L’an dernier, Deutschland 83 insistait sur la fracture entre l’Est et l’Ouest dans l’Allemagne des années 80 ; cette année une bonne partie de l’intrigue de Mitten in Deutschland: NSU est ancrée dans les nuances complexes de la Réunification… et je dois à la vérité de dire que cette proximité thématique m’avait un peu agacée initialement, parce que la télévision allemande (comme toutes les télévisions) a plus à offrir que ce rabâchage, encore et toujours, d’une certaine portion de l’Histoire allemande.
La téléphage curieuse en moi aimerait qu’on parle aussi de l’Allemagne au présent sur nos écrans, qu’on laisse nos propres voisins nous parler d’eux, tels qu’ils sont maintenant (ou tels qu’au moins leur télévision les perçoit, disons). C’était quand la dernière fois que vous avez vu une série allemande se déroulant au 21e siècle ? Celles que j’ai vues par mes propres moyens n’ont, à ma connaissance, jamais été sous-titrées. Et il y a la liste (l’interminaaaable liste) des séries allemandes que j’ai vraiment envie de découvrir.

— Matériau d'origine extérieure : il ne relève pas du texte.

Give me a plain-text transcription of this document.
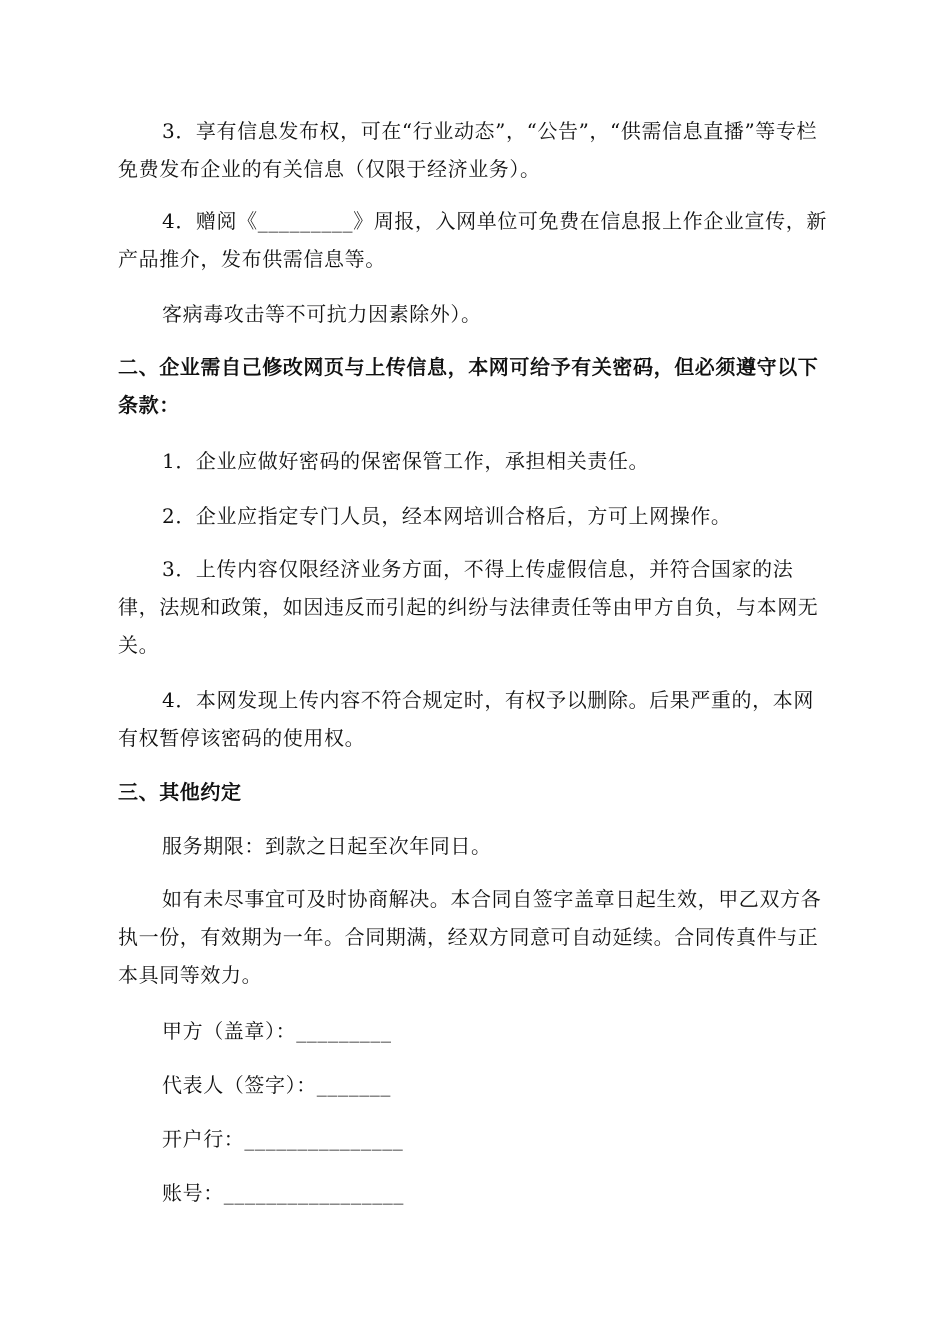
3．享有信息发布权，可在“行业动态”，“公告”，“供需信息直播”等专栏免费发布企业的有关信息（仅限于经济业务）。

4．赠阅《_________》周报，入网单位可免费在信息报上作企业宣传，新产品推介，发布供需信息等。

客病毒攻击等不可抗力因素除外）。

二、企业需自己修改网页与上传信息，本网可给予有关密码，但必须遵守以下条款：

1．企业应做好密码的保密保管工作，承担相关责任。

2．企业应指定专门人员，经本网培训合格后，方可上网操作。

3．上传内容仅限经济业务方面，不得上传虚假信息，并符合国家的法律，法规和政策，如因违反而引起的纠纷与法律责任等由甲方自负，与本网无关。

4．本网发现上传内容不符合规定时，有权予以删除。后果严重的，本网有权暂停该密码的使用权。

三、其他约定

服务期限：到款之日起至次年同日。

如有未尽事宜可及时协商解决。本合同自签字盖章日起生效，甲乙双方各执一份，有效期为一年。合同期满，经双方同意可自动延续。合同传真件与正本具同等效力。

甲方（盖章）：_________

代表人（签字）：_______

开户行：_______________

账号：_________________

Elles permettraient de regarder des séries comme de la télévision, et non de la télévision allemande.
Voilà ce qui m’animait aussi quand j’ai réservé mon billet pour la projection de Mitten in Deutschland: NSU. Cependant, son visionnage m’a fait réfléchir à nouveau à tout cela, et j’en ai tiré la conclusion que je ne veux surtout pas qu’on s’intéresse aux séries policières, dramatiques, comiques, et ainsi de suite, de l’Allemagne, au détriment de sa fiction historique.
Parce que nous sommes profondément ignorants de beaucoup de ses évènements, dynamiques et nuances, et que la fiction colmate une partie des brèches laissées par une éducation scolaire trop franco-centrée. C’est, après tout, aussi à cela que sert la fiction, non ? Adopter le point de vue des spectateurs d’ailleurs lorsqu’ils tentent de digérer leur histoire et leurs traumatismes, et essayer d’en apprendre de l’intérieur sur le vécu d’une autre contrée. Voilà une vocation que ne se donne jamais l’éducation à l’Histoire qu’on nous donne et que la fiction, par sa dimension divertissante, parvient en partie à faire. Alors : de façon partielle, partiale, faillible et limitée ; bien-sûr. Mais ça reste mieux avec que sans.
Mitten in Deutschland: NSU m’a donc convaincue que nous avons besoin de voir des séries comme Mitten in Deutschland, et bien plus. D’accord : regardons Mitten in Deutschland: NSU. Regardons Deutschland 83. Regardons Unsere Mütter, unsere Väter (alias Generation War). Importons aussi Familie Braun dans la foulée. Quand elle sera prête, importons Bonn à son tour. Et laissons TFHein mettre ses billes dans la mini-série Hitler (mais juste cette fois parce que vraiment on est conciliants).
Ils sont nos amis aujourd’hui, écoutons-les parler dans leurs propres mots des jours passés : nous en savons trop peu pour laisser ces occasions passer d’explorer l’Histoire de nos voisins.
Malgré cette épiphanie, je persiste toutefois à penser qu’on devrait aussi laisser des séries allemandes nous parler d’histoires actuelles ; pas forcément liées au National Socialisme, pas forcément liées à la séparation Est/Ouest, pas forcément liées au Néo-nazisme.
Laissons les Allemands qui apparaissent sur nos écrans être, et pas seulement avoir été.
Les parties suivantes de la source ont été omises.